Laurie.” Mags sounds pained.

“It’ll look lovely on your coffee table,” I tell him seriously, managing to fight back my smile at his grimace. “It’ll make your house feel like a real home.”

“Like a home belonging to Liberace,” he says morosely, but signals the woman to wrap it up.

An hour later, after Mags has bought the old ladies at the next table three rounds of drinks and led them in a rousing version of “Night Fever,” we spill onto the pavement and exchange promises to meet up before I go back to France.

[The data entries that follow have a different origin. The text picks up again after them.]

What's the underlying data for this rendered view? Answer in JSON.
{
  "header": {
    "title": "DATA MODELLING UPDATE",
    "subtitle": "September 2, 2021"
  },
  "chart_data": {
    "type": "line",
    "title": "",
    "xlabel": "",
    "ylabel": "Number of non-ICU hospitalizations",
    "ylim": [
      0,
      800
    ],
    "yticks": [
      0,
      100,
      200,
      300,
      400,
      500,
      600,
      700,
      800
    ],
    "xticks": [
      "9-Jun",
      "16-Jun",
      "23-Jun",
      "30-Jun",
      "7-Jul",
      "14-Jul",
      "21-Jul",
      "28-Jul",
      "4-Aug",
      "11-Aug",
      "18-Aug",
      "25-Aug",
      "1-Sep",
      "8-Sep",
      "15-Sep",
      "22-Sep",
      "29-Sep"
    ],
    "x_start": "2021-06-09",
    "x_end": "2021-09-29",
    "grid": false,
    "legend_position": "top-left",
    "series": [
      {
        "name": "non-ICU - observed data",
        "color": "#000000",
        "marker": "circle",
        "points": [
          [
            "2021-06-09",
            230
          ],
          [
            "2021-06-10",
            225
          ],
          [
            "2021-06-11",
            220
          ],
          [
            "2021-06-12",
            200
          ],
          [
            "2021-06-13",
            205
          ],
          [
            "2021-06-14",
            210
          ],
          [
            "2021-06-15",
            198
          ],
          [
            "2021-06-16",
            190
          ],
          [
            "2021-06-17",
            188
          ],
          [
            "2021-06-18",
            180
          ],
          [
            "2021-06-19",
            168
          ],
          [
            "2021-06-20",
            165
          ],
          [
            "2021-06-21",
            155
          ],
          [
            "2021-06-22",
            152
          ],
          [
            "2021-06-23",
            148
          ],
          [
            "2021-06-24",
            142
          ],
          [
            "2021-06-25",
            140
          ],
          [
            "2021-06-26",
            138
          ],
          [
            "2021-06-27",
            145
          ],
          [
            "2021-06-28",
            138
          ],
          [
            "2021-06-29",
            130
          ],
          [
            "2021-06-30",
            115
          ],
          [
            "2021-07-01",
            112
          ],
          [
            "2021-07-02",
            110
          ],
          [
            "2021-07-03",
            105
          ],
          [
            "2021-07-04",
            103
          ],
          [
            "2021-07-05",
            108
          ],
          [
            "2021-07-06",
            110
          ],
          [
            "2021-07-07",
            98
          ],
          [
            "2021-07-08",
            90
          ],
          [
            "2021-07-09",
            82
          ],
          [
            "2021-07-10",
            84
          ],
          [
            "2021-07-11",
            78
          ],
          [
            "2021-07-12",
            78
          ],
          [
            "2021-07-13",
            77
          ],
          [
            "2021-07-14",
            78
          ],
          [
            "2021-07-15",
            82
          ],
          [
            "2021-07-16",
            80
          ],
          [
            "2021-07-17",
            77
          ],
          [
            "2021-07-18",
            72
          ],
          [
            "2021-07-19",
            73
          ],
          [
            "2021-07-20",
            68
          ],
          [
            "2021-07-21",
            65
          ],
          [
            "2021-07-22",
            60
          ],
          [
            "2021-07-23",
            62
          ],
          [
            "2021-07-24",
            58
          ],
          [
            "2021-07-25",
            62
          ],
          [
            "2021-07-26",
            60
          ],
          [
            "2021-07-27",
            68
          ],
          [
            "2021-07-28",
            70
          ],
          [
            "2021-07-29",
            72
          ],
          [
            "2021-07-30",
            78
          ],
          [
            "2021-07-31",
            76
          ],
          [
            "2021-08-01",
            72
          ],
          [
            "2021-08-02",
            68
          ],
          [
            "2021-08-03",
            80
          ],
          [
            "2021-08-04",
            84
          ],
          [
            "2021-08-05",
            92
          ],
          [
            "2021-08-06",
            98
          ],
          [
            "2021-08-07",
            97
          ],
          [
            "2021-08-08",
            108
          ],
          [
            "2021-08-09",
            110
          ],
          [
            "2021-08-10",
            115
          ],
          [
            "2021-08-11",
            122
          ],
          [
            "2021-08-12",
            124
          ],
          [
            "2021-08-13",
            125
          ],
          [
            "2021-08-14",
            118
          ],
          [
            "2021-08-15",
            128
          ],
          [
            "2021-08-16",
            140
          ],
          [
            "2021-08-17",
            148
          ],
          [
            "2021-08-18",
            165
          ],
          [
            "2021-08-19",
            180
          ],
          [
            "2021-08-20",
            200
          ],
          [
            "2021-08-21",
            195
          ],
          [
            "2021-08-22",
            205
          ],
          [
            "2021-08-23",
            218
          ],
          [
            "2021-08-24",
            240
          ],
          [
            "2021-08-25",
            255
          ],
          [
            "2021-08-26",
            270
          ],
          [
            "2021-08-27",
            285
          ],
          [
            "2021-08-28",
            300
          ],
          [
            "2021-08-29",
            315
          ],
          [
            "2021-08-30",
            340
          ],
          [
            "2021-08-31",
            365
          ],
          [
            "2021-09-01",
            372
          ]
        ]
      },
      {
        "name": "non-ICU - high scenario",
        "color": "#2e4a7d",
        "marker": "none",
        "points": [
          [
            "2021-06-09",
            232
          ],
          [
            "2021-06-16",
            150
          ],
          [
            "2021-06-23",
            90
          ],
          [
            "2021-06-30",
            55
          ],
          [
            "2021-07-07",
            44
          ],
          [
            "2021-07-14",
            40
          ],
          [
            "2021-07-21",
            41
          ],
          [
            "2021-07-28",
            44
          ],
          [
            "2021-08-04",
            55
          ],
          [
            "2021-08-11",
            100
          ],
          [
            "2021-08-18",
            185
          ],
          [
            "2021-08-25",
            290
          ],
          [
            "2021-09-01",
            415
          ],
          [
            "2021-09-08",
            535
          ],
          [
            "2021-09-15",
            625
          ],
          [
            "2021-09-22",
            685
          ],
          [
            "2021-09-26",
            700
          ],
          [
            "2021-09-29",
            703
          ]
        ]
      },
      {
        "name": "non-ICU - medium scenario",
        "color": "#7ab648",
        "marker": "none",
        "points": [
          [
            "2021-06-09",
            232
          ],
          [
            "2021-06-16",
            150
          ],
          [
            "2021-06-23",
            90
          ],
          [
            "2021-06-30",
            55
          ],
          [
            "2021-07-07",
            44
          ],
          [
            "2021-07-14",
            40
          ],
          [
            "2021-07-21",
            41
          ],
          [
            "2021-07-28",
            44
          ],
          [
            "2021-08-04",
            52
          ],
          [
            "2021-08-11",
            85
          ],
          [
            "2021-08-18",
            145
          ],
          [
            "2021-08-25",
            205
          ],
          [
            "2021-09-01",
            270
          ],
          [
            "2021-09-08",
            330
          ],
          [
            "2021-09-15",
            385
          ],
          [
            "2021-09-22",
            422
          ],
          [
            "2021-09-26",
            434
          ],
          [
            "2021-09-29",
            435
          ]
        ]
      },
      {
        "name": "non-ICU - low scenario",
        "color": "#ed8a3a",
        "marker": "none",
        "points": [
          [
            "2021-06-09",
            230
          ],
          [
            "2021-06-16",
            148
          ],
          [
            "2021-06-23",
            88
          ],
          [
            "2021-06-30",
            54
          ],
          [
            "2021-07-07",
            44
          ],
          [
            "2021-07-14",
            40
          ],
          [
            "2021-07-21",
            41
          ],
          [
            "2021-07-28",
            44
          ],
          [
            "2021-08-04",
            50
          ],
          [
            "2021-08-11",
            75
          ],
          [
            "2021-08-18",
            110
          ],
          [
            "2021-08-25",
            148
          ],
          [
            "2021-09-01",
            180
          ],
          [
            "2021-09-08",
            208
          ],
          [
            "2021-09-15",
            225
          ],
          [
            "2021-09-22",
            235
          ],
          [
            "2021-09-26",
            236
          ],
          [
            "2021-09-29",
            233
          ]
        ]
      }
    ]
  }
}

The reminder makes me feel a little sick. Some of this is because, by the time I go back, I’ll have made a decision that’s been eluding me since I’ve been here. But the other reason is that this thing between me and Mags will have to stop, and I won’t be able to walk across the corridor and knock on his door anymore. For a man who’s prided himself on living a life with few strings, it’s a surprising and worrisome revelation.

At the moment, Mags is watching my sister and Chris get into their taxi. The sun gleams on his shiny, ash-brown hair, and he squints in the bright light, showing the fine sunburst of wrinkles at the corner of his eyes. My body flushes with heat. I debate my next course of action, but there’s only one thing I want to do. And I’m looking at him.

He turns back to me with a smile on his face, but it dies as he immediately guesses my mood. I knew he would. I move closer, and he takes a step back.

“It’s been a good afternoon,” he says warily.

I wink at him, and he immediately wrinkles his nose in disgust. “I know how we can make it even better, Mags.”

“I am cautious of even asking how.”

I grin. “Let’s go back to your place and fuck.”

A muscle ticks in his set jaw, but his eyes are hot as fire. “And is that wise?” His voice is filled with both humour and heat.

“Is anything ever wise, Mags?”

“I’m sure I could pick fault in that particular piece of logic.”

I raise an eyebrow. “Are you going to?”

He looks me up and down, and his eyes grow heavy-lidded. “No,” he says finally, and I breathe out slowly, feeling a pulse in my cock like the clang of the bell to start a race.

I raise my hand to hail a taxi. “Let’s go. I want you inside me.”

He follows me obediently. “Can I look at my ashtray while we do it?” he asks solemnly.

I shake my head, trying not to laugh. “I don’t know, Mags. Will it improve your performance?”

He gives a predatory smile, mischief twinkling in his eyes. “Only one way to find out.”